Hailing from the Glens of Antrim, Runabay seem to have folk music running through their veins. Over the past four years the band have developed a a quiet confidence that has seen them release a string of strongly melodic singles. Their sound, making the most of some incredible harmonies, has won them fans across Northern Ireland’s music scene. The band seem equally at ease in front of a more casual festival crowd as they do in a room with an attentive music loving audience.
For their latest release ‘Blink of an Eye’, we asked them to delve into their influences, with a pleasingly large amount of local talent making the list.
King Creosate, John Hopkins – Bats in the Attic
A special track from a special artist, full of reflection, place and morbidity. The vivid song writing and use of engrossing, understated effects in this track provide it with a distinctive elegance and rich authenticity. These are principles we strive to convey in our own songs.

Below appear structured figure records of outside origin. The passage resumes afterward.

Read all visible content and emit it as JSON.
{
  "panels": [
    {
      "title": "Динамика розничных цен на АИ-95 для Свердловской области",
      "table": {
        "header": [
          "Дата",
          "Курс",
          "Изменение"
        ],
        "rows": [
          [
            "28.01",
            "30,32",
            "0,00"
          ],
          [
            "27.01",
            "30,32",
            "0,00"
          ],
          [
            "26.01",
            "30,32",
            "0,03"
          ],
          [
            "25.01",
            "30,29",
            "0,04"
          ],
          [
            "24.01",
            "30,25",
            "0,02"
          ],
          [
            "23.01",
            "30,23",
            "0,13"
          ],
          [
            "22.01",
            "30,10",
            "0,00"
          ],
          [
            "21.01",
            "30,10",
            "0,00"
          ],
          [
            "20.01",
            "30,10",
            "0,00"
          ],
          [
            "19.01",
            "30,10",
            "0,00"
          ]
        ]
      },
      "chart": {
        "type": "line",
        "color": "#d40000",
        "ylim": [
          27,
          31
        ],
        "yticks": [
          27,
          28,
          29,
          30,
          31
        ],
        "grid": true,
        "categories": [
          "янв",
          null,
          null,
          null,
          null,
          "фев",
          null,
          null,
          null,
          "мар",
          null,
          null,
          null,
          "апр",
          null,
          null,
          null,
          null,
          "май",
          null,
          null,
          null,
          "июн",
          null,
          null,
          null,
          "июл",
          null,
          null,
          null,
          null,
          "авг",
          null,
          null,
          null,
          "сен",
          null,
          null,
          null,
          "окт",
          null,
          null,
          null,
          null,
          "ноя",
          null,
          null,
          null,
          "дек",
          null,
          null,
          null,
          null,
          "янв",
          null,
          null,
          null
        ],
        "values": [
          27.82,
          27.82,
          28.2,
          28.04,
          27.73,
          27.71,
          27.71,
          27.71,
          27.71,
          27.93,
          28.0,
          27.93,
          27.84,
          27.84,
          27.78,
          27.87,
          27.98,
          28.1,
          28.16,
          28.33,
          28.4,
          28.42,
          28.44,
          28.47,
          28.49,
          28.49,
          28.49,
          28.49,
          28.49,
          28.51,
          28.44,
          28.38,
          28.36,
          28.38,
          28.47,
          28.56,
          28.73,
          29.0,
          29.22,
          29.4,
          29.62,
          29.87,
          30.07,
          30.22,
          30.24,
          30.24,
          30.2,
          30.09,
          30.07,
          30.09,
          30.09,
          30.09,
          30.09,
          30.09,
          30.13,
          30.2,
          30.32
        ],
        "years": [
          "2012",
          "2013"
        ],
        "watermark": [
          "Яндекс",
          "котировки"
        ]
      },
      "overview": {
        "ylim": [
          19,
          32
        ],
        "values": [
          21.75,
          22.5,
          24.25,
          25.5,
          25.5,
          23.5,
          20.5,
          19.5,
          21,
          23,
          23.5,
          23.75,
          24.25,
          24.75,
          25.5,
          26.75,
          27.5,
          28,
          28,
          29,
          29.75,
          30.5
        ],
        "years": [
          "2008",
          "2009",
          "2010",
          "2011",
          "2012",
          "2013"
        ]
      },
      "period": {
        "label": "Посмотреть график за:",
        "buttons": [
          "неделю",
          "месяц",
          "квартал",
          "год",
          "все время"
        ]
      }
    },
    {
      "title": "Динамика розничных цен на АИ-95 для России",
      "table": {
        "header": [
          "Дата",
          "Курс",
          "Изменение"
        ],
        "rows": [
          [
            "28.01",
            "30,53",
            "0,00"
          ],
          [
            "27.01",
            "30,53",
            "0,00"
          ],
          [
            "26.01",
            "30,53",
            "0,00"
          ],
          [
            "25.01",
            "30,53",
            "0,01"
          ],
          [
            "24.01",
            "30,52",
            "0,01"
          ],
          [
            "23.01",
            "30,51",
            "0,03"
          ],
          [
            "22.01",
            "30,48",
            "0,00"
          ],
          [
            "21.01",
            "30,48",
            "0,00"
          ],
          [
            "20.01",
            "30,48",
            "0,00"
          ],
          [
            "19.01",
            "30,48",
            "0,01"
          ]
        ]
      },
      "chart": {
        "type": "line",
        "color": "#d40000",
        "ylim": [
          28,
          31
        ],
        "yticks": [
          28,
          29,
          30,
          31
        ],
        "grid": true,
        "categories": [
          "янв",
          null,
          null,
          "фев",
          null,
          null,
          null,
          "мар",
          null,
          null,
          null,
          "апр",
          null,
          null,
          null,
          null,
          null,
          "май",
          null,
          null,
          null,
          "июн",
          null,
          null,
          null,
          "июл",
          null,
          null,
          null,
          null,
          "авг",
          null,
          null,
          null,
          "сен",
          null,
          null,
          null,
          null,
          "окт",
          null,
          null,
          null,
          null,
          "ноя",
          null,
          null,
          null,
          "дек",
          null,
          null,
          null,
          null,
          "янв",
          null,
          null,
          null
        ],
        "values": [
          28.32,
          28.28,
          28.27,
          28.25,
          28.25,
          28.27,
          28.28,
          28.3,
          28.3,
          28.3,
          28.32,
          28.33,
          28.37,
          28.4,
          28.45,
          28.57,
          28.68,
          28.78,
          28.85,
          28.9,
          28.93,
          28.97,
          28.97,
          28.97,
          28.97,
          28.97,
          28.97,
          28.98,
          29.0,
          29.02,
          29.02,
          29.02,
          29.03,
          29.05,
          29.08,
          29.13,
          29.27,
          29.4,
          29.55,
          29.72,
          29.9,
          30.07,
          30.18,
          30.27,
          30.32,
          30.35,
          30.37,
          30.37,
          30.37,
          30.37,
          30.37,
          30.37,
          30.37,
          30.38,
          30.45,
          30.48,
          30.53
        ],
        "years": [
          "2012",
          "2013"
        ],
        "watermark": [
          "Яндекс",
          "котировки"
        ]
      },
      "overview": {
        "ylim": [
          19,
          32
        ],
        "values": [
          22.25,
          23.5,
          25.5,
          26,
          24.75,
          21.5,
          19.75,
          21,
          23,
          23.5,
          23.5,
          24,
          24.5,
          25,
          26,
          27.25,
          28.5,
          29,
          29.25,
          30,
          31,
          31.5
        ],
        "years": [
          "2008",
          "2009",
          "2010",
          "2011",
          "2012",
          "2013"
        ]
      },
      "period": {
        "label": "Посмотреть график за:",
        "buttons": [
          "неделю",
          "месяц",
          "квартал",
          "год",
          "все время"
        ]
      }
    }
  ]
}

The Divine Comedy – Songs of Love
Divine Comedy’s musical arrangements are generally spellbinding. So too are their lyrics, which are sometimes dark, sometimes light, but always intelligent and considered. When penning songs and creating arrangements they provide powerful inspiration.
David Keenan – The Friary
A mercurial talent who combines a plethora of influences when penning his incredible songs and lyrics. His ability for phrasing and raw delivery of a simple message makes him an important Irish artist for now and for the future.
The Staves – Blood I Bled
The masters of the three-part harmony. In this track they display a haunting vibe and deliver a rousing build up full of voice and daring instrumentation. Build-ups and harmonies are a fairly regular feature of our song writing, and this is a track we’ve enjoyed immensely.
Radiohead – Nude
This track shows Radiohead at their most epic- the way this track swells and builds is simply incredible. Every aspect of this song is pretty much perfection, from the throbbing bass line, to the simple, hypnotic beat and cleverly produced vocals, it’s a joy to listen to, particularly with headphones on.
Malojian – What Am I Worth
One of our most celebrated local artists who is wonderfully prolific and consistent. In this track Malojian conveys an emotional and heartfelt story against a backdrop of graceful and refined musicianship. He brings the listener on a vivid journey, a feat every good song should aim to accomplish.
Joshua Burnside – The Unrequited Kind
Joshua is rightly regarded as one of the finest songwriters in Ireland at present. In this track he delivers a self-deprecating, humorous and witty account of an event from the past. In ‘Blink of an Eye’ there is a strong ‘tongue in cheek’ approach to the lyrics, which we hope comes through for the listener. We look forward to hearing his forthcoming album.
Ports – The Devil is a Songbird
As a live band these guys are sensational. They have this uncanny knack of creating space in their tracks so that each note played by each musician is audible and essential. As a live act, we view them as the benchmark for excellence, and where we ultimately strive to get to.
Arborist – A Man of My Age
One of the standout tracks from a memorable debut record by Arborist. The lyrics cut deep and probably hold a mirror up to the thoughts, doubts and aspirations of many adult males in today’s society. We could have chosen a number of tracks from this record but feel this one really strikes a chord on a personal level.
Andy Irvine – West Coast of Clare
“Sorrow and sadness, bitterness, grief”- the opening line – aptly sets the tone for this wistful and beautiful song; the first that Andy wrote. Although this song was written about County Clare, Irvine has ties to County Antrim ties with “The Girl from Cushendun” and “Ye Ramblin’ Boys of Pleasure” being notable favourites from his vast and enchanting repertoire – a true inspiration!